La gente ha premiato una politica partecipativa e di squadra: il primo esempio l’ha dato Boeri, che dopo la sconfitta alle primarie si è messo al servizio del progetto di Pisapia spendendosi senza riserve e dimostrando competenza e lealtà. Anche le liste hanno incluso persone con culture di riferimento diverse che lavorano per la città e vogliono contribuire a migliorarla, dalla presidente di Casa della Carità Maria Grazia Guidi a Patrizia Quartieri (già consigliera comunale che sotto la giunta Moratti si è spesa senza riserve per i rom).

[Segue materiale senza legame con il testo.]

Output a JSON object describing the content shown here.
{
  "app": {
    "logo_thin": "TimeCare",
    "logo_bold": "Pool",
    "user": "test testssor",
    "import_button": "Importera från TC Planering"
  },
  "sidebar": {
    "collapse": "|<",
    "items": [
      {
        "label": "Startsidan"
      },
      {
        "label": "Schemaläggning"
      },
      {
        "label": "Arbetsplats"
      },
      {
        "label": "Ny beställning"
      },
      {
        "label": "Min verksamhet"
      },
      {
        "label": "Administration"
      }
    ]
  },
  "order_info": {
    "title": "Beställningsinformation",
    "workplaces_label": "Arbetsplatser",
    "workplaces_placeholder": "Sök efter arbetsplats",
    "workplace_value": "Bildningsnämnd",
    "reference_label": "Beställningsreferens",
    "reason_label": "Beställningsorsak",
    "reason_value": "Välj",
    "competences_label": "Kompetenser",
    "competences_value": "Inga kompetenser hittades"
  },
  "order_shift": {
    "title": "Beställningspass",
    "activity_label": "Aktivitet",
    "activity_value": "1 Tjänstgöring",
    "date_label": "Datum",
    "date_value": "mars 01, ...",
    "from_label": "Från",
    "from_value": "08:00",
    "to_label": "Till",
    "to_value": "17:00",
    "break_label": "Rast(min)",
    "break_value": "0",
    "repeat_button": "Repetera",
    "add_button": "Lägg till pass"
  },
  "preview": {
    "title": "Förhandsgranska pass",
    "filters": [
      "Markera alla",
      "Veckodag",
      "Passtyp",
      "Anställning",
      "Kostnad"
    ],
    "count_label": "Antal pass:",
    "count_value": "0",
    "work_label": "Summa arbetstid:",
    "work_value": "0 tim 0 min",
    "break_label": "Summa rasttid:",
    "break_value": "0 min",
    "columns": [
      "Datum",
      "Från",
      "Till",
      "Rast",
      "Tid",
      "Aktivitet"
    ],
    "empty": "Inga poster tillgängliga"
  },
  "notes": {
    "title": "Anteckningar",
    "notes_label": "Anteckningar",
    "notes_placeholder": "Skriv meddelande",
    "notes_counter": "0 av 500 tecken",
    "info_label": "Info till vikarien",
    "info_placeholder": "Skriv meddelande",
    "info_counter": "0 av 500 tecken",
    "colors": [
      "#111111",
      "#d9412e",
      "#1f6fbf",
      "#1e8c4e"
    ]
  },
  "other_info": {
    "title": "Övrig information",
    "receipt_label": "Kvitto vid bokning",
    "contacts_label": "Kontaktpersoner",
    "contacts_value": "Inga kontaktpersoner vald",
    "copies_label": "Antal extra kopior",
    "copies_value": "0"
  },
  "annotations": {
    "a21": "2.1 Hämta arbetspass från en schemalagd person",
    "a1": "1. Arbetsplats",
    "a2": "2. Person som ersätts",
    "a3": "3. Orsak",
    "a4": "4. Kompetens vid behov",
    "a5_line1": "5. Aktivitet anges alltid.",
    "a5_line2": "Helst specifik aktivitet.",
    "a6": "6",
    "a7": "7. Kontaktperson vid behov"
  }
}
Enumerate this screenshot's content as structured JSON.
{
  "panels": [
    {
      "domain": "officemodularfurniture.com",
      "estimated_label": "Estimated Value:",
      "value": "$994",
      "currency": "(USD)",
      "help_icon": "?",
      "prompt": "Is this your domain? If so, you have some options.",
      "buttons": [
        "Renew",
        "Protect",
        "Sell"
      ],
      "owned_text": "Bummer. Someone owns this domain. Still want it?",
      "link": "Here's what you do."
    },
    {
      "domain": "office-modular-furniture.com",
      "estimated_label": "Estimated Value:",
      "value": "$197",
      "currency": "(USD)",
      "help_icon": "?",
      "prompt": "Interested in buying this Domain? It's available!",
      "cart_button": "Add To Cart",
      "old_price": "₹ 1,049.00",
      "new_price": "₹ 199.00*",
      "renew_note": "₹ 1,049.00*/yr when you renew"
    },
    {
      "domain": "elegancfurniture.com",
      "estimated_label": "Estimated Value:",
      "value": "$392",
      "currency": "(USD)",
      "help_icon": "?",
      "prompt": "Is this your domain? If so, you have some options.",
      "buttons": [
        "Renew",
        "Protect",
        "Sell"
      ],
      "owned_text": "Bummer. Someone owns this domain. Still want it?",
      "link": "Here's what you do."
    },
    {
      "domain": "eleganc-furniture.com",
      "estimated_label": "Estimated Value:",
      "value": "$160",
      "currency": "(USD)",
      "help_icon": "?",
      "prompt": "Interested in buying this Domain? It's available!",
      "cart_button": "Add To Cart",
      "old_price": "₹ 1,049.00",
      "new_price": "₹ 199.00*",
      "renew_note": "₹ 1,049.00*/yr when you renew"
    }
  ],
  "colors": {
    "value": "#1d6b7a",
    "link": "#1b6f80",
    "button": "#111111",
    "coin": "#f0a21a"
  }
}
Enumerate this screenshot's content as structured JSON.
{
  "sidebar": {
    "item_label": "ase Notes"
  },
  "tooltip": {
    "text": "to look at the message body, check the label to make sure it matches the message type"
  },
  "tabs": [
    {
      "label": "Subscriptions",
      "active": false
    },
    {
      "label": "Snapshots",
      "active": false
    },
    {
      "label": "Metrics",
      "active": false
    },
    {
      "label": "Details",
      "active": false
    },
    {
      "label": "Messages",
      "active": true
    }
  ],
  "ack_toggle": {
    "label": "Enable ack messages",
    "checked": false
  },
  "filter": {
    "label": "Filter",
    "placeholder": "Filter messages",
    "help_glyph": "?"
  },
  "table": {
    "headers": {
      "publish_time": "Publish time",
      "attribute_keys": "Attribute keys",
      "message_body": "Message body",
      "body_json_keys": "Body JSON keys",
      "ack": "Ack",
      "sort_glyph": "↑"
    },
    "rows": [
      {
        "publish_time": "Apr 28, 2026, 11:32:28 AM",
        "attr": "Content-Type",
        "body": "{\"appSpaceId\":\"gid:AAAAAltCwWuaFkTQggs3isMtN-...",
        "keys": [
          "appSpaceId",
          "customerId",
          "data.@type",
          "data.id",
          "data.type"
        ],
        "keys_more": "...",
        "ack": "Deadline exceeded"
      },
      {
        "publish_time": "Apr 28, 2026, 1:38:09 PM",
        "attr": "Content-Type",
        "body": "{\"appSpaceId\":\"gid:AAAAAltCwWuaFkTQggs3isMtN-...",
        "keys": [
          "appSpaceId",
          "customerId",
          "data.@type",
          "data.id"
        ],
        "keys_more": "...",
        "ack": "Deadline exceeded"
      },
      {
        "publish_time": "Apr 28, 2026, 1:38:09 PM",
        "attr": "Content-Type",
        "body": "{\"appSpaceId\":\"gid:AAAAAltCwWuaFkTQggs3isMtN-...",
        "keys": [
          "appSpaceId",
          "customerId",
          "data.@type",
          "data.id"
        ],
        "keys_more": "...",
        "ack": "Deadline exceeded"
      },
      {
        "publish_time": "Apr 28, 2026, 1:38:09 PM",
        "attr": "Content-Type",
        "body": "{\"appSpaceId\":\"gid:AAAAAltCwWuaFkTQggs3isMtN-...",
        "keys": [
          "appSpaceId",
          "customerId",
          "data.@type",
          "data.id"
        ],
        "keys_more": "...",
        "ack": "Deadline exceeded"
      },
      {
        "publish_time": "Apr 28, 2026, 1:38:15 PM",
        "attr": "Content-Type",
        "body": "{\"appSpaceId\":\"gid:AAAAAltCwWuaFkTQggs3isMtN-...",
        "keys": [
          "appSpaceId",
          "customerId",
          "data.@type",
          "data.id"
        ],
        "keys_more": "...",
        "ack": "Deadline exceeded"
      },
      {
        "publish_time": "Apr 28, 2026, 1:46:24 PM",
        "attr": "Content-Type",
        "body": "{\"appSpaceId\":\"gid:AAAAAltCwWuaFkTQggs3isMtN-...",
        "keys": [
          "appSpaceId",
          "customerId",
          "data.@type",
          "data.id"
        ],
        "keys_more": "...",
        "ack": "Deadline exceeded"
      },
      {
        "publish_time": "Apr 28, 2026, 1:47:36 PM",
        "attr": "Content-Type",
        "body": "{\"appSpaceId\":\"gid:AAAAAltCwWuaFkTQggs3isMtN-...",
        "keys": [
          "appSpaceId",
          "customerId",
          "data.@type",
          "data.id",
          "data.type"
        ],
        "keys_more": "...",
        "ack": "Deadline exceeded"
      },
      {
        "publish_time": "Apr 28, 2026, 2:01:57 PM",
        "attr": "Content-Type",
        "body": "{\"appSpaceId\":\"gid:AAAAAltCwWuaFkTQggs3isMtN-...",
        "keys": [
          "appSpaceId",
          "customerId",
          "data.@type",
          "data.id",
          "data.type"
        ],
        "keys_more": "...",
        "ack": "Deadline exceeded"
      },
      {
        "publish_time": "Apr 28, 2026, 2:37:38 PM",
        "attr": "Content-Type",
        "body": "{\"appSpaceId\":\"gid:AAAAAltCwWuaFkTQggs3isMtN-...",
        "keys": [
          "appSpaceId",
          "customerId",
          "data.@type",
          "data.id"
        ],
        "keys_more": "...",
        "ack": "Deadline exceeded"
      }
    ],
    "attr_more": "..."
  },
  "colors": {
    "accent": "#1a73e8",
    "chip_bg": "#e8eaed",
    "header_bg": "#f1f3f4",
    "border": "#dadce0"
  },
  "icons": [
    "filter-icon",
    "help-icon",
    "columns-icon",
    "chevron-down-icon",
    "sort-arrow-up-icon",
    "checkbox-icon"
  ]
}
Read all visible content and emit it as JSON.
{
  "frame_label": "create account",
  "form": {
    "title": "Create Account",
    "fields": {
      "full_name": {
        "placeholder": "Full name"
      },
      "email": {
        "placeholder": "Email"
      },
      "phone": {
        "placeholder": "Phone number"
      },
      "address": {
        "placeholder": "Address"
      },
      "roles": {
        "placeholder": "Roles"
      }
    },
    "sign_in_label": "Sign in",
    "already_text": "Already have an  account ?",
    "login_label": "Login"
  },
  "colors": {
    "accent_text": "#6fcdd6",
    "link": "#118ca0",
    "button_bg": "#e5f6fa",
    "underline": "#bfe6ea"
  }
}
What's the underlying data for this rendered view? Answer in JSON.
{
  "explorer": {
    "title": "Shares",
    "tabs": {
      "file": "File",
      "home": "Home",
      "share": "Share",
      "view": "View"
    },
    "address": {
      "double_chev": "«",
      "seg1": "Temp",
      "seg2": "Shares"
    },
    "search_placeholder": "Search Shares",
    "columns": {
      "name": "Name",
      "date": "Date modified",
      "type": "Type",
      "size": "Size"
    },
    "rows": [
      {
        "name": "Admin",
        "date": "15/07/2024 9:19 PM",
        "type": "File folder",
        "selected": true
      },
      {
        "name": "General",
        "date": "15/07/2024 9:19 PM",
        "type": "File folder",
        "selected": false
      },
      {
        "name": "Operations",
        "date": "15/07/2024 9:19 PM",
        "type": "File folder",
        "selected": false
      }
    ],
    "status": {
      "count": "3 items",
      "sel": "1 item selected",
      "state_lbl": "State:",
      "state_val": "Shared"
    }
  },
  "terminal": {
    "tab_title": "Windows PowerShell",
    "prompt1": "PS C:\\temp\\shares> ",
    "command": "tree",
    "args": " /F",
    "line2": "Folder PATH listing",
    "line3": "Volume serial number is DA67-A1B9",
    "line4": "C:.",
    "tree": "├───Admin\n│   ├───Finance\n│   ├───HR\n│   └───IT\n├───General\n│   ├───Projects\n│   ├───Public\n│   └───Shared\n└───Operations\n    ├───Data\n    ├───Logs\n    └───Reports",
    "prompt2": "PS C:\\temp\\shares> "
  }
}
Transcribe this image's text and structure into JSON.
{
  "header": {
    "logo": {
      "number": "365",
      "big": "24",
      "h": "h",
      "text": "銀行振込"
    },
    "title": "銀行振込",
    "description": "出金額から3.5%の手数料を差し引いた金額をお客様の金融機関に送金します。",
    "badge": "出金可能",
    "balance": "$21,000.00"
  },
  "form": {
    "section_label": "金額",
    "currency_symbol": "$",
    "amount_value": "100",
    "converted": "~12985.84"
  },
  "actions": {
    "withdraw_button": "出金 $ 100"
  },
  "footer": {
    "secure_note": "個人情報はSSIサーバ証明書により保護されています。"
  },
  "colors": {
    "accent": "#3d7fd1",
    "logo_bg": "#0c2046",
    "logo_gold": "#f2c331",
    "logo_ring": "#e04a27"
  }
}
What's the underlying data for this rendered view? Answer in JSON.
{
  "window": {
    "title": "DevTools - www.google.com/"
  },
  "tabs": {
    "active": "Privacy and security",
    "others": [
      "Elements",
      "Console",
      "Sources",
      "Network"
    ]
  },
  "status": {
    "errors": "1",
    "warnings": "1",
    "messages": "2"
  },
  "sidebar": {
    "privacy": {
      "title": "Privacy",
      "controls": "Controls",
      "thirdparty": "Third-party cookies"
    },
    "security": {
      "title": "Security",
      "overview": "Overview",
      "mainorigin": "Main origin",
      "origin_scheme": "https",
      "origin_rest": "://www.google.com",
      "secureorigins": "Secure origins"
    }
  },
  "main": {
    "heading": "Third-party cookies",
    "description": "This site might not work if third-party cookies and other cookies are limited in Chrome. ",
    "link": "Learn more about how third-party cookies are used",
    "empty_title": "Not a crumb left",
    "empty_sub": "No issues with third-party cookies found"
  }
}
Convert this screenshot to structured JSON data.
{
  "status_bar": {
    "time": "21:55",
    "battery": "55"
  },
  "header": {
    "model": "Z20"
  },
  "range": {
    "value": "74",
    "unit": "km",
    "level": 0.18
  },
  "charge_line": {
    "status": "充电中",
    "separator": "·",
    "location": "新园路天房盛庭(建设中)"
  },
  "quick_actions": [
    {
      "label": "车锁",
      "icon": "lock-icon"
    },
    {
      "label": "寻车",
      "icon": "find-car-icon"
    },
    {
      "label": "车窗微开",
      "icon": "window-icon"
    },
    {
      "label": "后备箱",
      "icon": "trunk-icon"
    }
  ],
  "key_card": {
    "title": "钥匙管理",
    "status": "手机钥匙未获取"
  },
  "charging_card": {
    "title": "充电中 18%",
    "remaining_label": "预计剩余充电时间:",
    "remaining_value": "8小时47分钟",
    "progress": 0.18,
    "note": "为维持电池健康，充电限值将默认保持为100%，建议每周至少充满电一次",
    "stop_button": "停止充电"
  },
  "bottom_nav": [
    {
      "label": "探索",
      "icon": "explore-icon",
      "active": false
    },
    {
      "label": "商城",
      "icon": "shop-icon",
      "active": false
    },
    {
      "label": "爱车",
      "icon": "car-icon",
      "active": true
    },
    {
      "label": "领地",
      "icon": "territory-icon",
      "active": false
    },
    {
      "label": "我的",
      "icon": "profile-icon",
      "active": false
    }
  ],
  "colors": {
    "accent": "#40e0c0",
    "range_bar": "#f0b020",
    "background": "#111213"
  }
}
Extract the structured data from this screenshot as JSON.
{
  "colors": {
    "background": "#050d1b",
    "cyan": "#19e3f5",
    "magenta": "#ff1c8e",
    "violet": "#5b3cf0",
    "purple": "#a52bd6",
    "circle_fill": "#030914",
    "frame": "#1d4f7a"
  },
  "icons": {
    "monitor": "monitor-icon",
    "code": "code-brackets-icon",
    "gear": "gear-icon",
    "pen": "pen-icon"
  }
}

Ognuno si è messo in gioco e lunedì ciascuno ha festeggiato, nella vittoria di tutti, la propria vittoria.

Ora che si è visto quant’è bello impegnarsi per il bene comune, ciascuno deve continuare a sentirsi responsabile della sua porzione di città, del benessere delle persone che ci vivono, dello stato delle sue infrastrutture, e a sentire la propria responsabilità come determinante per preservarla e migliorarla. Solo così, incontrando un amico, un conoscente, un nuovo italiano che si affaccia al tessuto sociale del nostro paese, un rom, una persona disabile riusciremo a dire un “Buongiorno, che voglia dire veramente buongiorno”.